Journal of a Cynic


my weird family

7/3/99

Bought a dress today. Now that that’s over with, the wedding’s starting to seem like fun again. Everyone’s accepted that it’s going to happen, everyone’s coming, it’s all set. Even John seems to be more enthusiastic about it.

Mom, Dad and I had dinner tonight at one of those restaurants where you can write and doodle on the paper tablecloth with crayons. Dad pulled out a brown crayon and drew a Georgia-shaped blob. Then he drew in South Carolina and we got into a crazy-loud discussion about the length of Georgia’s Atlantic coastline. He and Mom thought it was a tiny corner, I was sure it was a long bulb down the eastern edge. After a while we added Tennessee and a few cities. When the food came and we gave up, I oops-dripped a glob of spinach dip on the table and called it Adrian. Later on, someone dropped a jalapeno pepper and it was Nashville. I nudged it south until it was Montgomery. Dad flicked it and it became Lansing.

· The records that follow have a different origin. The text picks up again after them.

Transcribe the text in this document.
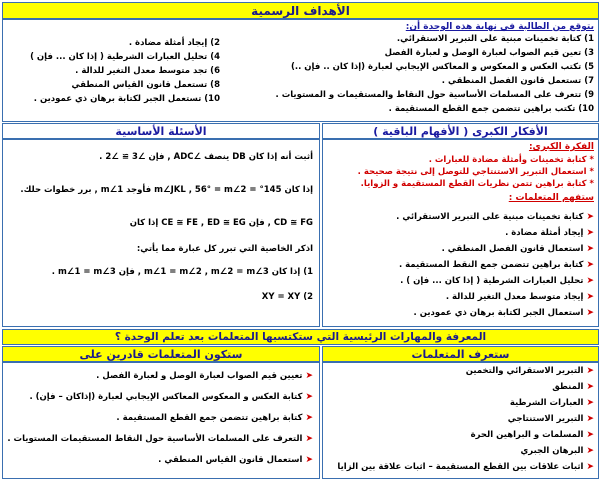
الأهداف الرسمية
يتوقع من الطالبة في نهاية هذه الوحدة أن:
1) كتابة تخمينات مبنية على التبرير الاستقرائي.
3) تعين قيم الصواب لعبارة الوصل و لعبارة الفصل
5) تكتب العكس و المعكوس و المعاكس الإيجابي لعبارة (إذا كان .. فإن ..)
7) تستعمل قانون الفصل المنطقي .
9) تتعرف على المسلمات الأساسية حول النقاط والمستقيمات و المستويات .
10) تكتب براهين تتضمن جمع القطع المستقيمة .
2) إيجاد أمثلة مضادة .
4) تحليل العبارات الشرطية ( إذا كان ... فإن )
6) تجد متوسط معدل التغير للدالة .
8) تستعمل قانون القياس المنطقي
10) تستعمل الجبر لكتابة برهان ذي عمودين .
الأفكار الكبرى ( الأفهام الباقية )
الأسئلة الأساسية
الفكرة الكبرى:
* كتابة تخمينات وأمثلة مضادة للعبارات .
* استعمال التبرير الاستنتاجي للتوصل إلى نتيجة صحيحة .
* كتابة براهين تتمن نظريات القطع المستقيمة و الزوايا.
ستفهم المتعلمات :
➤كتابة تخمينات مبنية على التبرير الاستقرائي .
➤إيجاد أمثلة مضادة .
➤استعمال قانون الفصل المنطقي .
➤كتابة براهين تتضمن جمع النقط المستقيمة .
➤تحليل العبارات الشرطية ( إذا كان ... فإن ) .
➤إيجاد متوسط معدل التغير للدالة .
➤استعمال الجبر لكتابة برهان ذي عمودين .
أثبت أنه إذا كان DB ينصف ∠ADC , فإن ∠3 ≅ ∠2 .
إذا كان 145° = m∠JKL , 56° = m∠2 فأوجد m∠1 , برر خطوات حلك.
CD ≅ FG , فإن CE ≅ FE , ED ≅ EG إذا كان
اذكر الخاصية التي تبرر كل عبارة مما يأتي:
1) إذا كان m∠1 = m∠2 , m∠2 = m∠3 , فإن m∠1 = m∠3 .
XY = XY (2
المعرفة والمهارات الرئيسية التي ستكتسبها المتعلمات بعد تعلم الوحدة ؟
ستعرف المتعلمات
ستكون المتعلمات قادرين على
➤التبرير الاستقرائي والتخمين
➤المنطق
➤العبارات الشرطية
➤التبرير الاستنتاجي
➤المسلمات و البراهين الحرة
➤البرهان الجبري
➤اثبات علاقات بين القطع المستقيمة – اثبات علاقة بين الزايا
➤تعيين قيم الصواب لعبارة الوصل و لعبارة الفصل .
➤كتابة العكس و المعكوس المعاكس الإيجابي لعبارة (إذاكان – فإن) .
➤كتابة براهين تتضمن جمع القطع المستقيمة .
➤التعرف على المسلمات الأساسية حول النقاط المستقيمات المستويات .
➤استعمال قانون القياس المنطقي .
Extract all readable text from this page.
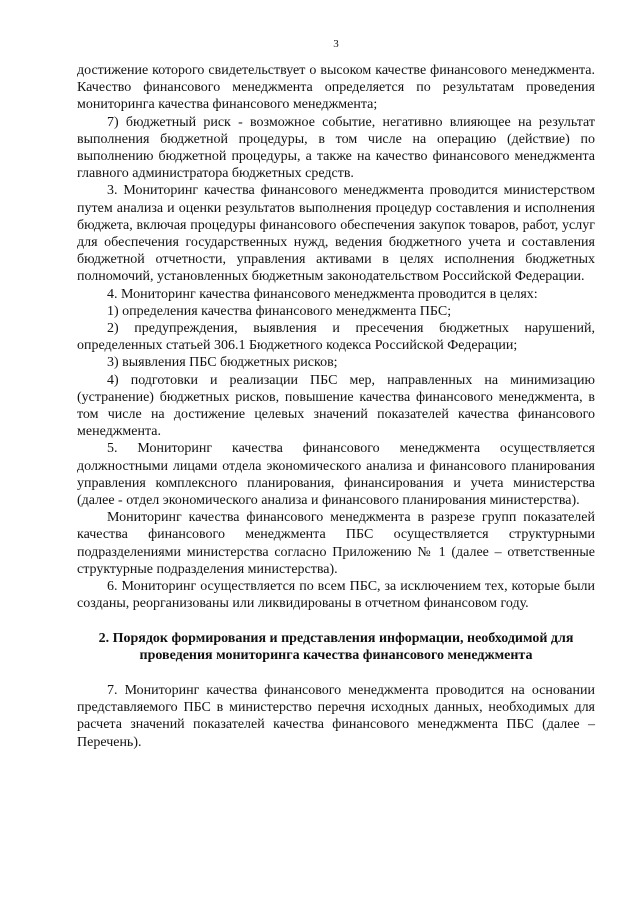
3

достижение которого свидетельствует о высоком качестве финансового менеджмента. Качество финансового менеджмента определяется по результатам проведения мониторинга качества финансового менеджмента;

7) бюджетный риск - возможное событие, негативно влияющее на результат выполнения бюджетной процедуры, в том числе на операцию (действие) по выполнению бюджетной процедуры, а также на качество финансового менеджмента главного администратора бюджетных средств.

3. Мониторинг качества финансового менеджмента проводится министерством путем анализа и оценки результатов выполнения процедур составления и исполнения бюджета, включая процедуры финансового обеспечения закупок товаров, работ, услуг для обеспечения государственных нужд, ведения бюджетного учета и составления бюджетной отчетности, управления активами в целях исполнения бюджетных полномочий, установленных бюджетным законодательством Российской Федерации.

4. Мониторинг качества финансового менеджмента проводится в целях:

1) определения качества финансового менеджмента ПБС;

2) предупреждения, выявления и пресечения бюджетных нарушений, определенных статьей 306.1 Бюджетного кодекса Российской Федерации;

3) выявления ПБС бюджетных рисков;

4) подготовки и реализации ПБС мер, направленных на минимизацию (устранение) бюджетных рисков, повышение качества финансового менеджмента, в том числе на достижение целевых значений показателей качества финансового менеджмента.

5. Мониторинг качества финансового менеджмента осуществляется должностными лицами отдела экономического анализа и финансового планирования управления комплексного планирования, финансирования и учета министерства (далее - отдел экономического анализа и финансового планирования министерства).

Мониторинг качества финансового менеджмента в разрезе групп показателей качества финансового менеджмента ПБС осуществляется структурными подразделениями министерства согласно Приложению № 1 (далее – ответственные структурные подразделения министерства).

6. Мониторинг осуществляется по всем ПБС, за исключением тех, которые были созданы, реорганизованы или ликвидированы в отчетном финансовом году.

2. Порядок формирования и представления информации, необходимой для проведения мониторинга качества финансового менеджмента

7. Мониторинг качества финансового менеджмента проводится на основании представляемого ПБС в министерство перечня исходных данных, необходимых для расчета значений показателей качества финансового менеджмента ПБС (далее – Перечень).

We were watching the antiques road show tonight and my parents started pulling out their old stuff. Mom got down an iron inkwell that she’d gotten from the elderly lady down the street before the woman’s death. Ruth (the elderly lady) had given the inkwell to my mother, telling her that it was for Matt when he got older, saying, “He’ll be a writer someday.” Matt couldn’t have been more than 4 or 5, but she was right. The patent date on the bottom says 1879. For me she left a cameo, and I’m glad my mother’s keeping it for now, I’d probably lose it in one of my moves.

Is that the cameo that Mom had me wear for my senior pictures? I thought I was borrowing that.

Dad brought out a silver cigarette case with an eagle and a swaztika on the cover. Something my Pap brought home from the war, probably traded by a POW for food or cigarettes. I hope it was nothing more gruesome than that.

I guess I knew my grandfather was in the war. My uncle was born in ’42 and my dad in ’47, so Pap must have been in it till the end. I saw Saving Private Ryan. I’m lucky to be here. Dad doesn’t know where Pap was, and I’m sure my grandmother “doesn’t remember.” All those stories lost.